Mitsuyasu Ronald T, Merigan Thomas C, Carr Andrew, Zack Jerome A, Winters Mark A, Workman Cassy, Bloch Mark, Lalezari Jacob, Becker Stephen, Thornton Lorna, Akil Bisher, Khanlou Homayoon, Finlayson Robert, McFarlane Robert, Smith Don E, Garsia Roger, Ma David, Law Matthew, Murray John M, von Kalle Christof, Ely Julie A, Patino Sharon M, Knop Alison E, Wong Philip, Todd Alison V, Haughton Margaret, Fuery Caroline, Macpherson Janet L, Symonds Geoff P, Evans Louise A, Pond Susan M, Cooper David A
Center for Clinical AIDS Research and Education, University of California-Los Angeles, 9911 West Pico Boulevard, Suite 980, Los Angeles, California 90035, USA.
Nat Med. 2009 Mar;15(3):285-92. doi: 10.1038/nm.1932. Epub 2009 Feb 15.

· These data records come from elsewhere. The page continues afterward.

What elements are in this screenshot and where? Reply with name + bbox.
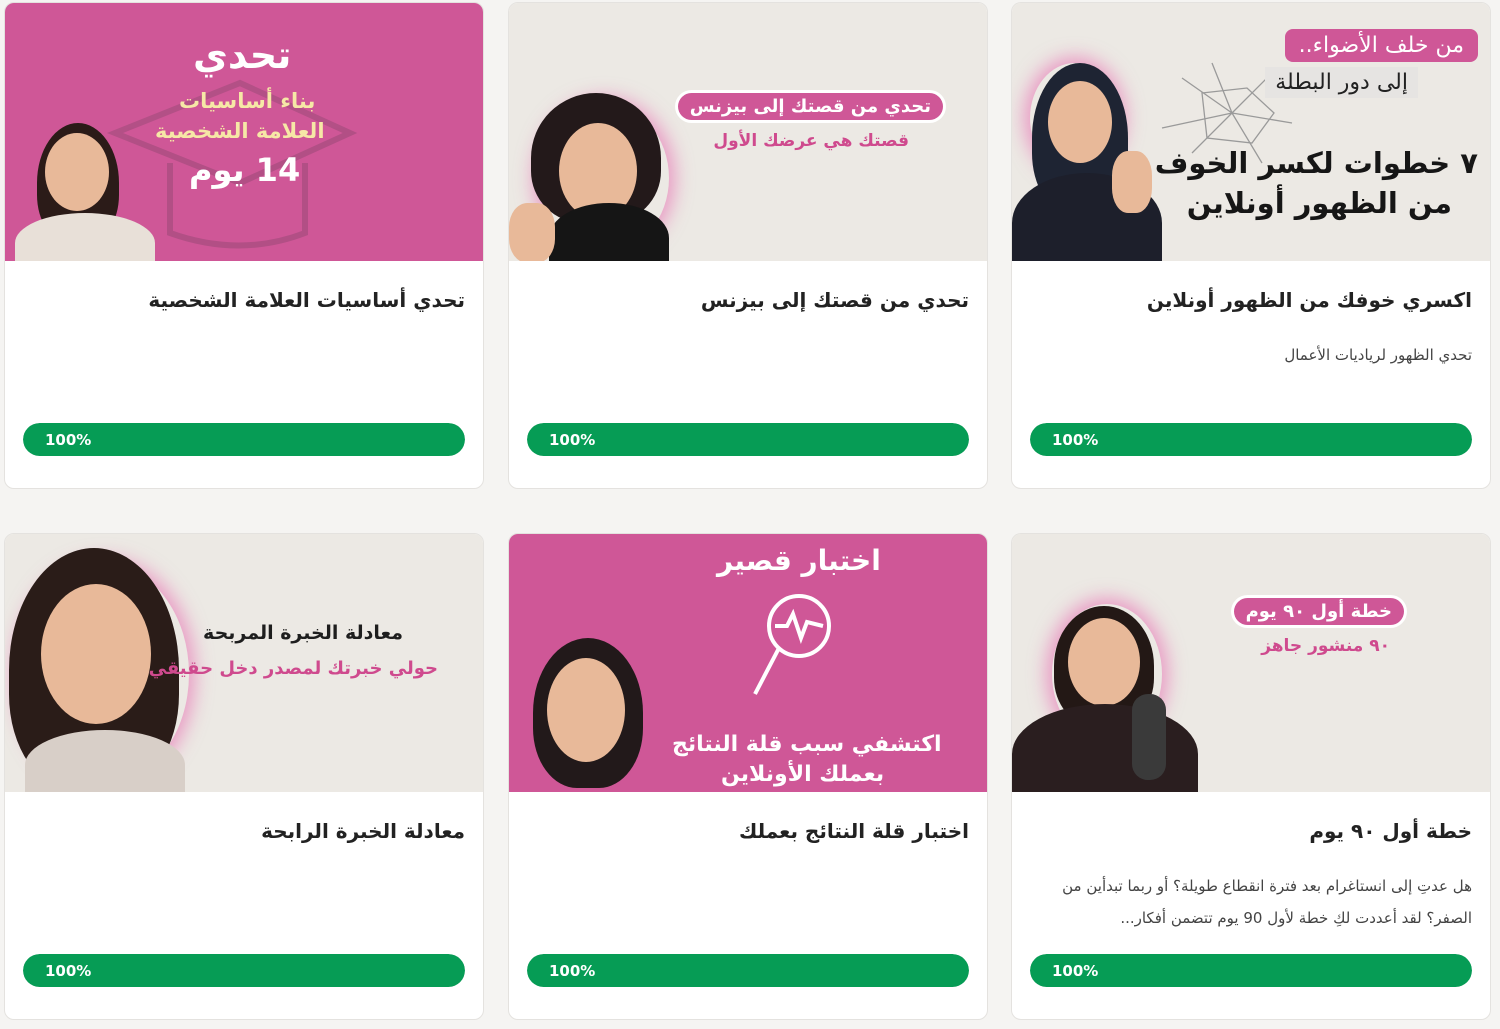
course-card[interactable]: معادلة الخبرة المربحة حولي خبرتك لمصدر د… (4, 533, 484, 1020)
progress-label: 100% (549, 431, 596, 449)
progress-bar: 100% (1030, 423, 1472, 456)
progress-bar: 100% (527, 954, 969, 987)
thumb-headline-1: ٧ خطوات لكسر الخوف (1154, 146, 1478, 180)
thumb-headline: اختبار قصير (717, 544, 881, 577)
thumb-days: 14 يوم (189, 151, 301, 189)
progress-bar: 100% (1030, 954, 1472, 987)
course-description: هل عدتِ إلى انستاغرام بعد فترة انقطاع طو… (1062, 877, 1472, 927)
thumb-top-pill: من خلف الأضواء.. (1284, 29, 1478, 62)
thumb-sub: إلى دور البطلة (1265, 67, 1418, 98)
course-card[interactable]: اختبار قصير اكتشفي سبب قلة النتائج بعملك… (508, 533, 988, 1020)
presenter-photo (1012, 534, 1212, 792)
progress-label: 100% (1052, 962, 1099, 980)
course-title[interactable]: اختبار قلة النتائج بعملك (527, 819, 969, 843)
thumb-line-2: العلامة الشخصية (155, 119, 325, 143)
course-thumbnail[interactable]: معادلة الخبرة المربحة حولي خبرتك لمصدر د… (5, 534, 483, 792)
course-thumbnail[interactable]: خطة أول ٩٠ يوم ٩٠ منشور جاهز (1012, 534, 1490, 792)
presenter-photo (509, 3, 709, 261)
course-title[interactable]: معادلة الخبرة الرابحة (23, 819, 465, 843)
progress-label: 100% (45, 431, 92, 449)
progress-label: 100% (45, 962, 92, 980)
thumb-headline: معادلة الخبرة المربحة (203, 622, 403, 644)
progress-bar: 100% (527, 423, 969, 456)
course-title[interactable]: تحدي من قصتك إلى بيزنس (527, 288, 969, 312)
course-card[interactable]: خطة أول ٩٠ يوم ٩٠ منشور جاهز خطة أول ٩٠ … (1011, 533, 1491, 1020)
course-title[interactable]: اكسري خوفك من الظهور أونلاين (1030, 288, 1472, 312)
course-card[interactable]: من خلف الأضواء.. إلى دور البطلة ٧ خطوات … (1011, 2, 1491, 489)
thumb-line-2: بعملك الأونلاين (721, 762, 885, 787)
thumb-headline: تحدي (193, 33, 292, 77)
presenter-photo (1012, 3, 1212, 261)
progress-label: 100% (1052, 431, 1099, 449)
thumb-pill: تحدي من قصتك إلى بيزنس (677, 93, 943, 120)
course-thumbnail[interactable]: من خلف الأضواء.. إلى دور البطلة ٧ خطوات … (1012, 3, 1490, 261)
thumb-line-1: اكتشفي سبب قلة النتائج (672, 732, 942, 757)
thumb-headline-2: من الظهور أونلاين (1186, 186, 1452, 220)
course-thumbnail[interactable]: تحدي من قصتك إلى بيزنس قصتك هي عرضك الأو… (509, 3, 987, 261)
thumb-pill: خطة أول ٩٠ يوم (1233, 598, 1404, 625)
progress-bar: 100% (23, 954, 465, 987)
course-thumbnail[interactable]: تحدي بناء أساسيات العلامة الشخصية 14 يوم (5, 3, 483, 261)
thumb-line-1: بناء أساسيات (179, 89, 316, 113)
courses-grid: من خلف الأضواء.. إلى دور البطلة ٧ خطوات … (0, 0, 1500, 1029)
progress-label: 100% (549, 962, 596, 980)
course-thumbnail[interactable]: اختبار قصير اكتشفي سبب قلة النتائج بعملك… (509, 534, 987, 792)
thumb-sub: حولي خبرتك لمصدر دخل حقيقي (148, 658, 438, 679)
course-title[interactable]: خطة أول ٩٠ يوم (1030, 819, 1472, 843)
thumb-sub: قصتك هي عرضك الأول (713, 131, 909, 151)
course-card[interactable]: تحدي بناء أساسيات العلامة الشخصية 14 يوم… (4, 2, 484, 489)
thumb-sub: ٩٠ منشور جاهز (1261, 636, 1390, 656)
presenter-photo (509, 534, 679, 792)
progress-bar: 100% (23, 423, 465, 456)
course-title[interactable]: تحدي أساسيات العلامة الشخصية (23, 288, 465, 312)
course-description: تحدي الظهور لرياديات الأعمال (1284, 346, 1472, 364)
course-card[interactable]: تحدي من قصتك إلى بيزنس قصتك هي عرضك الأو… (508, 2, 988, 489)
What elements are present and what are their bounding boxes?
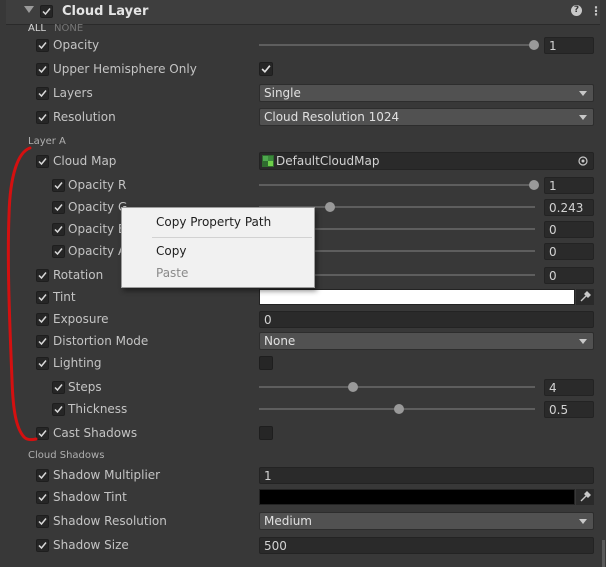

Gene transfer has potential as a once-only treatment that reduces viral load, preserves the immune system and avoids lifetime highly active antiretroviral therapy. This study, which is to our knowledge the first randomized, double-blind, placebo-controlled, phase 2 cell-delivered gene transfer clinical trial, was conducted in 74 HIV-1-infected adults who received a tat-vpr-specific anti-HIV ribozyme (OZ1) or placebo delivered in autologous CD34+ hematopoietic progenitor cells. There were no OZ1-related adverse events. There was no statistically significant difference in viral load between the OZ1 and placebo group at the primary end point (average at weeks 47 and 48), but time-weighted areas under the curve from weeks 40-48 and 40-100 were significantly lower in the OZ1 group. Throughout the 100 weeks, CD4+ lymphocyte counts were higher in the OZ1 group. This study indicates that cell-delivered gene transfer is safe and biologically active in individuals with HIV and can be developed as a conventional therapeutic product.
基因转移作为一种一次性治疗方法具有潜力,它可以降低病毒载量、保护免疫系统并避免终身接受高效抗逆转录病毒治疗。据我们所知,本研究是首个随机、双盲、安慰剂对照的2期细胞递送基因转移临床试验,该试验对74名感染HIV-1的成年人进行,他们接受了自体CD34+造血祖细胞递送的tat-vpr特异性抗HIV核酶(OZ1)或安慰剂。未出现与OZ1相关的不良事件。在主要终点(第47周和第48周的平均值)时,OZ1组和安慰剂组的病毒载量无统计学显著差异,但在第40 - 48周和第40 - 100周期间,OZ1组的曲线下时间加权面积显著更低。在整个100周内,OZ1组的CD4+淋巴细胞计数更高。这项研究表明,细胞递送基因转移在HIV感染者中是安全且具有生物活性的,并且可以开发为一种传统治疗产品。